The two anti-terrorism projects were developed with the support of the Department of Homeland Security’s Domestic Nuclear Detection Office, or DNDO. The agency awarded Ahmed and his colleagues a $2 million grant, while Howell and his collaborators received grants totaling $2 million. DNDO is funding both projects in response to the SAFE (Security and Accountability For Every) Port Act of 2006, which requires security agents to scan for nuclear materials in all of the containers entering the United States through the nation’s 22 busiest ports.

The Duke scientists say their use of polarized gamma-ray beams could one day help satisfy the SAFE policy, and they are building the fingerprint library to make it happen.

The HIGS data show, for example, that a precisely tuned gamma beam at 6 MeV causes weapons-grade uranium, U-235, to emit one neutron parallel to the polarization plane for each neutron emitted perpendicular to the plane, giving the material a neutron fingerprint of one.

Naturally occurring uranium, U-238, emits three parallel neutrons for every one emitted perpendicular to the polarization plane of the beam, giving it a neutron fingerprint of three.

Beryllium, which can also be a neutron source in nuclear weapons, has a neutron fingerprint of 10. The team is now measuring the neutron fingerprints of plutonium and other fissile materials, Ahmed said.

Howell and his collaborators, meanwhile, work at lower energies on HIGS, about 3 MeV. (Surgeons, for comparison, use a “Gamma Knife” at roughly 1 MeV to treat brain tumors.) Their team has already identified the fluorescence patterns of several special nuclear materials and lead.

Ahmed and Howell said that engineers at one private security company and scientists at U.S. national laboratories have already begun using the database to design new port security scanners.

The new detectors will search cargo for the fingerprints using an electron accelerator, possibly coupled to lasers that produce a finely tuned gamma-ray beam, said Craig Wuest of the Global Security Principal Directorate at Lawrence Livermore National Laboratory (LLNL).

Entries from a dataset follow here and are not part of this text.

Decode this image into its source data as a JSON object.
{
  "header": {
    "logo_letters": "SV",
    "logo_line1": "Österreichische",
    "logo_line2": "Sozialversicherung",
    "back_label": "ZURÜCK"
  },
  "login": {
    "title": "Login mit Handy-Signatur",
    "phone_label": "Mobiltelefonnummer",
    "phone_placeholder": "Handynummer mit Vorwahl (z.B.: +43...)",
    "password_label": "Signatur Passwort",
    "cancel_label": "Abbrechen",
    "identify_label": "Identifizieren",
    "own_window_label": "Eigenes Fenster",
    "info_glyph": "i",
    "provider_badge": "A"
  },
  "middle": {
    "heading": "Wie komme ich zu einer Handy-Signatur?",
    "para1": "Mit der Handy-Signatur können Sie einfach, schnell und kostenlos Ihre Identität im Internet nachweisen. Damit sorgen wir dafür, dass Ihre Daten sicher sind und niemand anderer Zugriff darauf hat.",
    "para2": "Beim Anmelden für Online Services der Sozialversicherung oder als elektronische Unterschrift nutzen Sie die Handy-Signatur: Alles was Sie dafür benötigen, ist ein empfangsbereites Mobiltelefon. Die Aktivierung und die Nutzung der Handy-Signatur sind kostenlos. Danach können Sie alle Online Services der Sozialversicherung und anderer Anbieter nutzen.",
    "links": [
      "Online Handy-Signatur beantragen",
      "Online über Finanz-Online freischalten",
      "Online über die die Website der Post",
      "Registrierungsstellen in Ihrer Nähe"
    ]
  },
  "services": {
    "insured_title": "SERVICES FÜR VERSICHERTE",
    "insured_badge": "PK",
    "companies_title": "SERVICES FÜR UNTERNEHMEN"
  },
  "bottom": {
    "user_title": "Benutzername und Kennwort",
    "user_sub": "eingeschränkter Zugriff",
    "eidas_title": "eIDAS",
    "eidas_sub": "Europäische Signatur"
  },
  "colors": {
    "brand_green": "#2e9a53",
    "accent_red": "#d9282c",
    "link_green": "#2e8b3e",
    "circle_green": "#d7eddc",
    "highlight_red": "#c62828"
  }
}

The design sounds complex, but in some ways it resembles medical scanning equipment and appears promising to pursue, he said.

Howell’s “nuclear resonance fluorescence” approach is interesting because it uses a beam with lower-energy gamma rays and reduces the potential irradiation and contamination of cargo while providing “sufficient detection sensitivity,” Wuest, who was not involved in the research, added.

One of Wuest’s colleagues at LLNL, nuclear physicist Dennis McNabb,is more intrigued with Ahmed’s and Weller’s technique. Scientists are only just beginning to measure the fingerprints and background signatures from this neutron-scattering process, and because “the research is in progress, how to best use the data is still an open question,” McNabb said.

He also explained that cargo scanners using the data from both teams could be ready for use at ports in about 10 years.